UK well positioned for Exploratory Clinical Development

Dr Cyril Clarke BSc, MB BS, MFPM • Medical and Scientific Vice President, Clinical Pharmacology,
ICON Development Solutions / Dr David Shaw PhD, CBiol MIBiol, MTOPRA • Senior Director Regulatory Affairs, ICON Development Solutions

The decision to outsource elements of early development to a CRO and the subsequent choice of regulatory jurisdiction is one of the key challenges facing clinical development teams as we move towards the end of the first decade of the 21st century. Historically, the UK has been one of the preferred locations for conducting early phase clinical development. However, the introduction of the EU Clinical Trial Directive in 2004 and the regulatory focus that followed the well publicised adverse event during the TGN1412 study has created a perception that the UK is becoming a difficult place to conduct early phase clinical development due to increased regulatory bureaucracy and inflexibility. This has led some sponsors to conduct Phase I and, in particular, first-in-human (FIH) elsewhere within Europe and the US. However, a closer look at the regulatory environment reveals a far more encouraging picture.

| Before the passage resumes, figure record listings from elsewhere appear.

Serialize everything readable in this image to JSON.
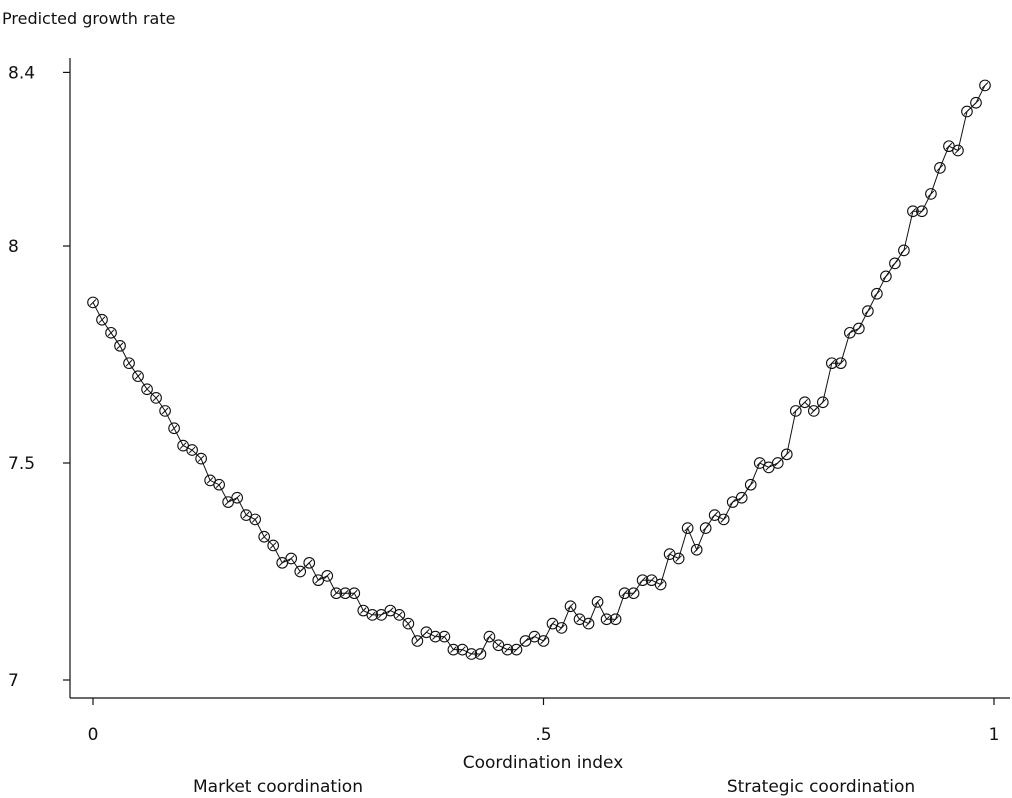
{
  "chart_data": {
    "type": "scatter",
    "connected": true,
    "marker": "hollow-circle",
    "xlabel": "Coordination index",
    "ylabel": "Predicted growth rate",
    "x_annotations": {
      "left": "Market coordination",
      "right": "Strategic coordination"
    },
    "xlim": [
      0,
      1
    ],
    "ylim": [
      6.97,
      8.44
    ],
    "x_ticks": [
      0,
      0.5,
      1
    ],
    "x_tick_labels": [
      "0",
      ".5",
      "1"
    ],
    "y_ticks": [
      7,
      7.5,
      8,
      8.4
    ],
    "y_tick_labels": [
      "7",
      "7.5",
      "8",
      "8.4"
    ],
    "grid": false,
    "colors": {
      "ink": "#111111",
      "background": "#ffffff"
    },
    "series": [
      {
        "x": [
          0,
          0.01,
          0.02,
          0.03,
          0.04,
          0.05,
          0.06,
          0.07,
          0.08,
          0.09,
          0.1,
          0.11,
          0.12,
          0.13,
          0.14,
          0.15,
          0.16,
          0.17,
          0.18,
          0.19,
          0.2,
          0.21,
          0.22,
          0.23,
          0.24,
          0.25,
          0.26,
          0.27,
          0.28,
          0.29,
          0.3,
          0.31,
          0.32,
          0.33,
          0.34,
          0.35,
          0.36,
          0.37,
          0.38,
          0.39,
          0.4,
          0.41,
          0.42,
          0.43,
          0.44,
          0.45,
          0.46,
          0.47,
          0.48,
          0.49,
          0.5,
          0.51,
          0.52,
          0.53,
          0.54,
          0.55,
          0.56,
          0.57,
          0.58,
          0.59,
          0.6,
          0.61,
          0.62,
          0.63,
          0.64,
          0.65,
          0.66,
          0.67,
          0.68,
          0.69,
          0.7,
          0.71,
          0.72,
          0.73,
          0.74,
          0.75,
          0.76,
          0.77,
          0.78,
          0.79,
          0.8,
          0.81,
          0.82,
          0.83,
          0.84,
          0.85,
          0.86,
          0.87,
          0.88,
          0.89,
          0.9,
          0.91,
          0.92,
          0.93,
          0.94,
          0.95,
          0.96,
          0.97,
          0.98,
          0.99
        ],
        "y": [
          7.87,
          7.83,
          7.8,
          7.77,
          7.73,
          7.7,
          7.67,
          7.65,
          7.62,
          7.58,
          7.54,
          7.53,
          7.51,
          7.46,
          7.45,
          7.41,
          7.42,
          7.38,
          7.37,
          7.33,
          7.31,
          7.27,
          7.28,
          7.25,
          7.27,
          7.23,
          7.24,
          7.2,
          7.2,
          7.2,
          7.16,
          7.15,
          7.15,
          7.16,
          7.15,
          7.13,
          7.09,
          7.11,
          7.1,
          7.1,
          7.07,
          7.07,
          7.06,
          7.06,
          7.1,
          7.08,
          7.07,
          7.07,
          7.09,
          7.1,
          7.09,
          7.13,
          7.12,
          7.17,
          7.14,
          7.13,
          7.18,
          7.14,
          7.14,
          7.2,
          7.2,
          7.23,
          7.23,
          7.22,
          7.29,
          7.28,
          7.35,
          7.3,
          7.35,
          7.38,
          7.37,
          7.41,
          7.42,
          7.45,
          7.5,
          7.49,
          7.5,
          7.52,
          7.62,
          7.64,
          7.62,
          7.64,
          7.73,
          7.73,
          7.8,
          7.81,
          7.85,
          7.89,
          7.93,
          7.96,
          7.99,
          8.08,
          8.08,
          8.12,
          8.18,
          8.23,
          8.22,
          8.31,
          8.33,
          8.37
        ]
      }
    ]
  }
}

Background: The EU Clinical Trial Directive

Organizations that conduct Phase I studies were particularly affected by the EU Clinical Trial Directive. The Directive established a standard EU procedure for all clinical trials (other than those that are non-interventional), including bioavailability and bioequivalence studies. In addition to a common system for authorization and control, a central monitoring system (the EudraCT database) was introduced. In the UK, Phase I pharmacology studies now require authorization from the Medicines and Healthcare products Regulatory Agency (MHRA), whereas previously they only needed a favourable opinion from an ethics committee.